Enfin, bien que les protagonistes le revendiquent peu, l’architecture en pierre est aujourd’hui porteuse d’une esthétique tout à fait particulière. À la simplicité du dessin en coupe répond le calepinage élaboré des blocs aux formes et dimensions variées. Les élévations des immeubles sont rythmées et régulières, renouent avec les principes de l’ordonnancement. La logique est indubitablement celle de la tradition, sinon de la composition. Les architectes qui emploient maintenant la pierre massive n’imitent pourtant pas les modèles du passé comme les postmodernistes l’ont fait à une époque en revêtant de manière paradoxale des structures en béton avec de la pierre agrafée. Ils s’efforcent plutôt d’être de leur temps en jouant des ressemblances et des différences subtiles qui peuvent être établies avec les œuvres parentes d’aujourd’hui et d’hier, et de ce point de vue celles de Fernand Pouillon sont souvent citées3. Le matériau impose ici sa logique, guide le dessin, là où beaucoup d’architectes l’ont au tournant du siècle plié littéralement à leurs désirs, percé et même sérigraphié jusqu’à produire des façades iconiques. L’esthétique de la pierre n’est pas nouvelle, elle répond néanmoins salutairement à la tyrannie contemporaine de l’originalité à tout prix.

Retour sur terre

Si les architectes et les maîtres d’ouvrage ont ainsi leurs raisons de s’intéresser à la pierre massive, qu’en est-il des usagers et de ceux qui habitent les édifices construits avec ? Les témoignages sont pour l’instant peu nombreux, mais il en ressort une sympathie générale. En façade, et a fortiori à l’intérieur des logements quand à l’occasion elle reste à nue, la pierre invite au toucher, un sens que dans son texte Frampton revalorise par rapport à celui de la vue. Le grain, les imperfections, les traces laissées par le sciage et la mise en œuvre font vivre les parois là où les matériaux industriels sont porteurs d’abstraction et inertes. Plus fondamentalement, on peut faire ici l’hypothèse que le contact physique avec un mur en pierre massive permet d’établir une relation avec le lieu d’où le matériau a été extrait. L’immeuble est de cette façon relié à une carrière, un sous-sol et un paysage à distance dont il propose une expérience intime. Les édifices que l’on construit aujourd’hui en pierre renvoient ainsi à des origines géographiques précises à la différence de ceux que l’on assemble avec des produits industriels venus d’on ne sait où, et probablement de trop loin. Les habitants y sont peut-être devenus sensibles comme ils le sont désormais à la provenance de leur alimentation. Ils semblent par là moins se replier sur une identité culturelle en particulier que chercher à établir une authentique relation avec l’environnement naturel, autant que cela puisse être possible en milieu urbain. Toucher la pierre, c’est toucher la roche mère.
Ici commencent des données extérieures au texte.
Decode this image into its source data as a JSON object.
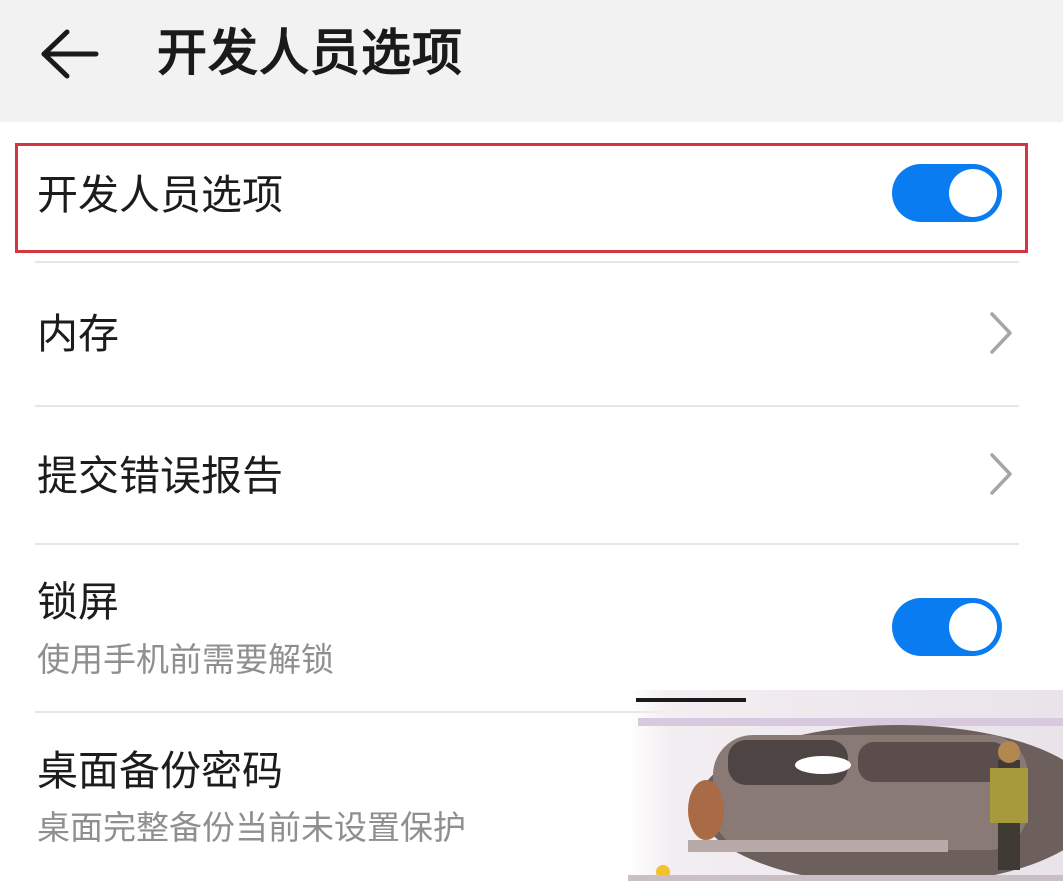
{
  "app_bar": {
    "title": "开发人员选项",
    "back_icon": "arrow-left-icon"
  },
  "colors": {
    "accent": "#0a7cf2",
    "highlight": "#d6343f",
    "app_bar_bg": "#f2f2f2"
  },
  "settings": {
    "developer_options": {
      "label": "开发人员选项",
      "enabled": true
    },
    "memory": {
      "label": "内存"
    },
    "bug_report": {
      "label": "提交错误报告"
    },
    "lock_screen": {
      "label": "锁屏",
      "description": "使用手机前需要解锁",
      "enabled": true
    },
    "desktop_backup_password": {
      "label": "桌面备份密码",
      "description": "桌面完整备份当前未设置保护"
    }
  }
}
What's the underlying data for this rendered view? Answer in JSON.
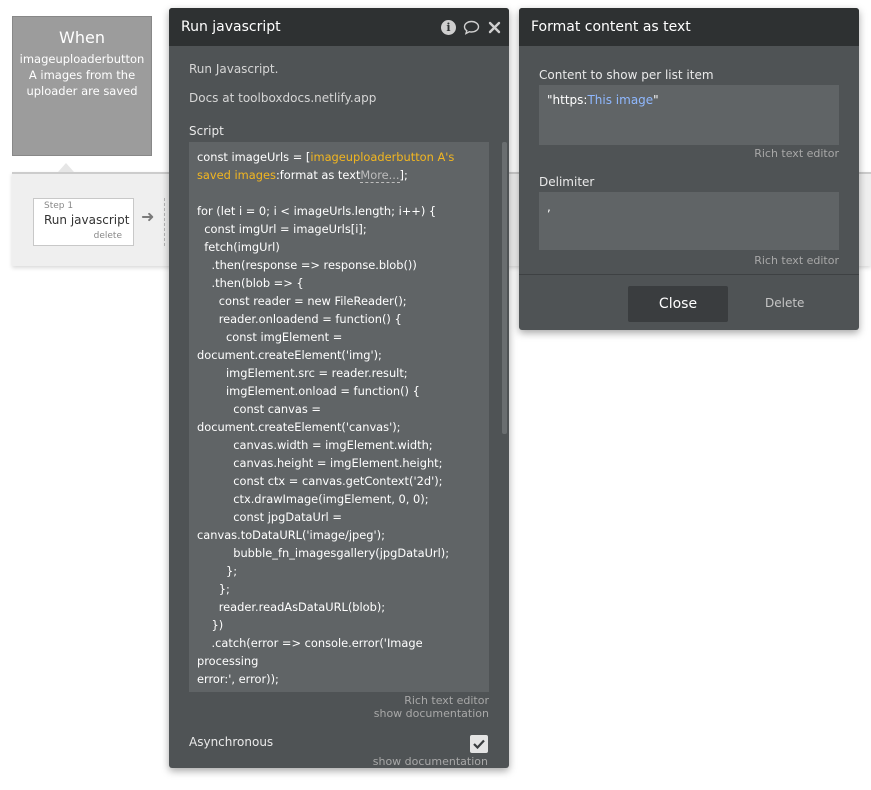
{
  "workflow": {
    "event_title": "When",
    "event_description": "imageuploaderbutton A images from the uploader are saved",
    "step": {
      "number_label": "Step 1",
      "action_label": "Run javascript",
      "delete_label": "delete"
    }
  },
  "run_js_panel": {
    "title": "Run javascript",
    "header_icons": [
      "info-icon",
      "comment-icon",
      "close-icon"
    ],
    "description_line1": "Run Javascript.",
    "description_line2": "Docs at toolboxdocs.netlify.app",
    "script_label": "Script",
    "script": {
      "prefix": "const imageUrls = [",
      "dynamic_source": "imageuploaderbutton A's saved images",
      "dynamic_operator": ":format as text",
      "more_chip": "More...",
      "line1_suffix": "];",
      "body": "for (let i = 0; i < imageUrls.length; i++) {\n  const imgUrl = imageUrls[i];\n  fetch(imgUrl)\n    .then(response => response.blob())\n    .then(blob => {\n      const reader = new FileReader();\n      reader.onloadend = function() {\n        const imgElement =\ndocument.createElement('img');\n        imgElement.src = reader.result;\n        imgElement.onload = function() {\n          const canvas =\ndocument.createElement('canvas');\n          canvas.width = imgElement.width;\n          canvas.height = imgElement.height;\n          const ctx = canvas.getContext('2d');\n          ctx.drawImage(imgElement, 0, 0);\n          const jpgDataUrl =\ncanvas.toDataURL('image/jpeg');\n          bubble_fn_imagesgallery(jpgDataUrl);\n        };\n      };\n      reader.readAsDataURL(blob);\n    })\n    .catch(error => console.error('Image processing\nerror:', error));\n}"
    },
    "rich_text_editor_link": "Rich text editor",
    "show_documentation_link": "show documentation",
    "asynchronous_label": "Asynchronous",
    "asynchronous_checked": true,
    "show_documentation_link_2": "show documentation"
  },
  "format_panel": {
    "title": "Format content as text",
    "content_label": "Content to show per list item",
    "content_value_prefix": "\"https:",
    "content_value_dynamic": "This image",
    "content_value_suffix": "\"",
    "content_rich_text_link": "Rich text editor",
    "delimiter_label": "Delimiter",
    "delimiter_value": ",",
    "delimiter_rich_text_link": "Rich text editor",
    "close_button": "Close",
    "delete_button": "Delete"
  },
  "colors": {
    "panel_bg": "#4f5355",
    "panel_header_bg": "#2e3132",
    "input_bg": "#606466",
    "dynamic_expression": "#f2b620",
    "dynamic_link": "#8fb8ff",
    "event_card_bg": "#9c9c9c"
  }
}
Notre époque est propice à ce genre de réunion. Les architectes et les maîtres d’ouvrage le savent, et les projets en pierre massive devraient donc se multiplier dans les années à venir. La concurrence avec les autres filières est néanmoins très forte. En France, celle du bois s’est bien organisée et celle du béton cède peu du terrain conquis depuis un siècle. À court terme l’utilisation de tel ou tel matériau restera déterminée par les logiques de financement, de production et de consommation qui sont en place, et la pierre n’est pas à l’abri d’une récupération par les acteurs dominants de l’économie du bâtiment. Pour les architectes, son utilisation continuera néanmoins d’être l’occasion d’interroger et parfois de bousculer les stratégies des maîtres d’ouvrage, les routines des entreprises de construction, les normes règlements édictés par les états, et leurs propres canons.
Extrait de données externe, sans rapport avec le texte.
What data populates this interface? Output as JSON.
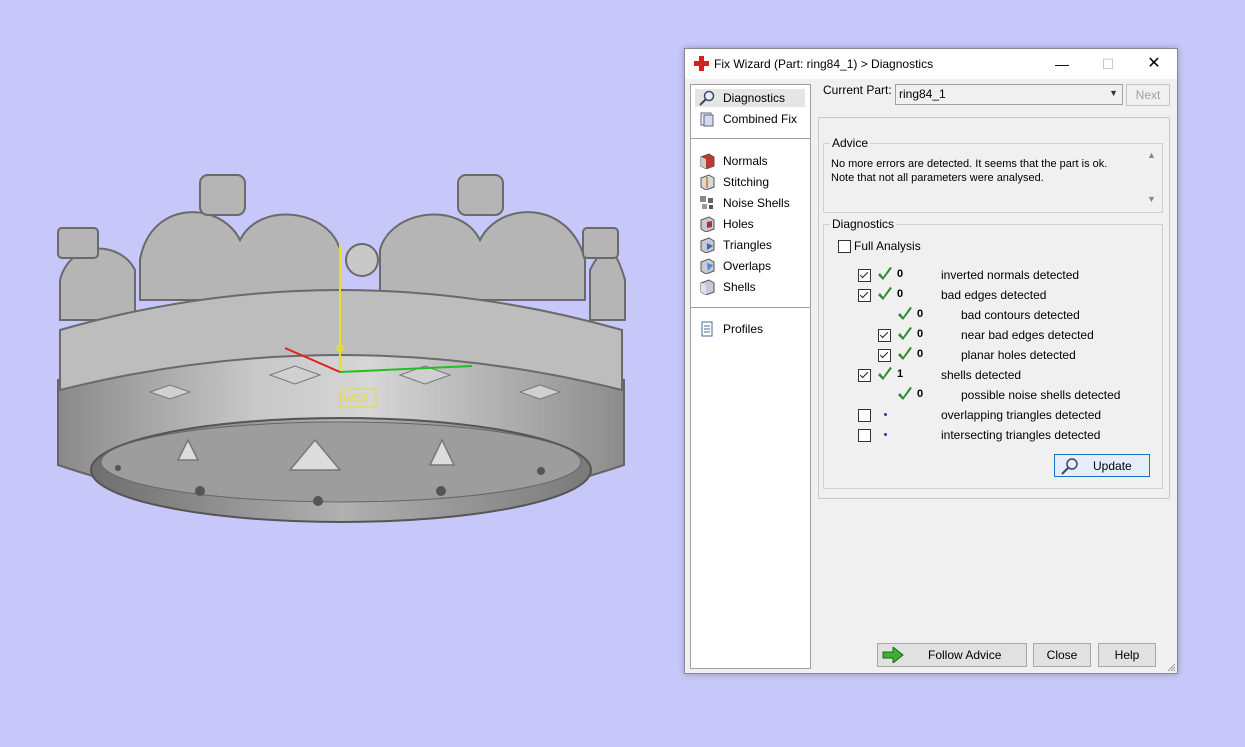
{
  "viewport": {
    "axis_label": "WCS",
    "y_axis_label": "Y",
    "background": "#c7c7fa"
  },
  "dialog": {
    "title": "Fix Wizard (Part: ring84_1) > Diagnostics",
    "title_icon": "red-cross-icon",
    "controls": {
      "minimize": "—",
      "maximize": "☐",
      "close": "✕"
    }
  },
  "nav": {
    "group1": [
      {
        "label": "Diagnostics",
        "icon": "magnifier-icon",
        "selected": true
      },
      {
        "label": "Combined Fix",
        "icon": "layers-icon"
      }
    ],
    "group2": [
      {
        "label": "Normals",
        "icon": "normals-cube-icon"
      },
      {
        "label": "Stitching",
        "icon": "stitching-cube-icon"
      },
      {
        "label": "Noise Shells",
        "icon": "noise-shells-icon"
      },
      {
        "label": "Holes",
        "icon": "holes-cube-icon"
      },
      {
        "label": "Triangles",
        "icon": "triangles-cube-icon"
      },
      {
        "label": "Overlaps",
        "icon": "overlaps-cube-icon"
      },
      {
        "label": "Shells",
        "icon": "shells-cube-icon"
      }
    ],
    "group3": [
      {
        "label": "Profiles",
        "icon": "document-icon"
      }
    ]
  },
  "current_part": {
    "label": "Current Part:",
    "value": "ring84_1",
    "next_label": "Next"
  },
  "advice": {
    "label": "Advice",
    "text": "No more errors are detected. It seems that the part is ok. Note that not all parameters were analysed."
  },
  "diagnostics": {
    "label": "Diagnostics",
    "full_analysis_label": "Full Analysis",
    "rows": [
      {
        "checkbox": true,
        "checked": true,
        "status": "ok",
        "count": "0",
        "label": "inverted normals detected",
        "indent": 0
      },
      {
        "checkbox": true,
        "checked": true,
        "status": "ok",
        "count": "0",
        "label": "bad edges detected",
        "indent": 0
      },
      {
        "checkbox": false,
        "checked": false,
        "status": "ok",
        "count": "0",
        "label": "bad contours detected",
        "indent": 1
      },
      {
        "checkbox": true,
        "checked": true,
        "status": "ok",
        "count": "0",
        "label": "near bad edges detected",
        "indent": 1
      },
      {
        "checkbox": true,
        "checked": true,
        "status": "ok",
        "count": "0",
        "label": "planar holes detected",
        "indent": 1
      },
      {
        "checkbox": true,
        "checked": true,
        "status": "ok",
        "count": "1",
        "label": "shells detected",
        "indent": 0
      },
      {
        "checkbox": false,
        "checked": false,
        "status": "ok",
        "count": "0",
        "label": "possible noise shells detected",
        "indent": 1
      },
      {
        "checkbox": true,
        "checked": false,
        "status": "none",
        "count": "",
        "label": "overlapping triangles detected",
        "indent": 0
      },
      {
        "checkbox": true,
        "checked": false,
        "status": "none",
        "count": "",
        "label": "intersecting triangles detected",
        "indent": 0
      }
    ],
    "update_label": "Update"
  },
  "footer": {
    "follow_advice_label": "Follow Advice",
    "close_label": "Close",
    "help_label": "Help"
  },
  "colors": {
    "tick": "#2e8b2e",
    "accent": "#1e6cc4",
    "title_icon": "#d62020"
  }
}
1 Voir : Kenneth Frampton, « Towards a Critical Regionalism : Six Points for an Architecture of Resistance », in Hal Foster, The Anti-Aesthetic : Essays on Posmotdern Culture », Port Townsent : Bay Press, 1983, p.16-30.

2 Conçu par Thibaut Barrault et Cyril Pressacco avec Natalia Petkova, l’exposition a présenté les travaux des agences Barrault Pressacco, Elieth et Lehmann, H2O, Gilles Perraudin, Jean-Christophe Quinton, Raphaël Gabrion, TVK, Vincent Lavergne + Atelier WOA.

3 Voir : Adam Caruso & Helen Thomas, The Stones of Fernand Pouillon : An Alternative Modernism in French Architecture, GTA Publishers, 2014.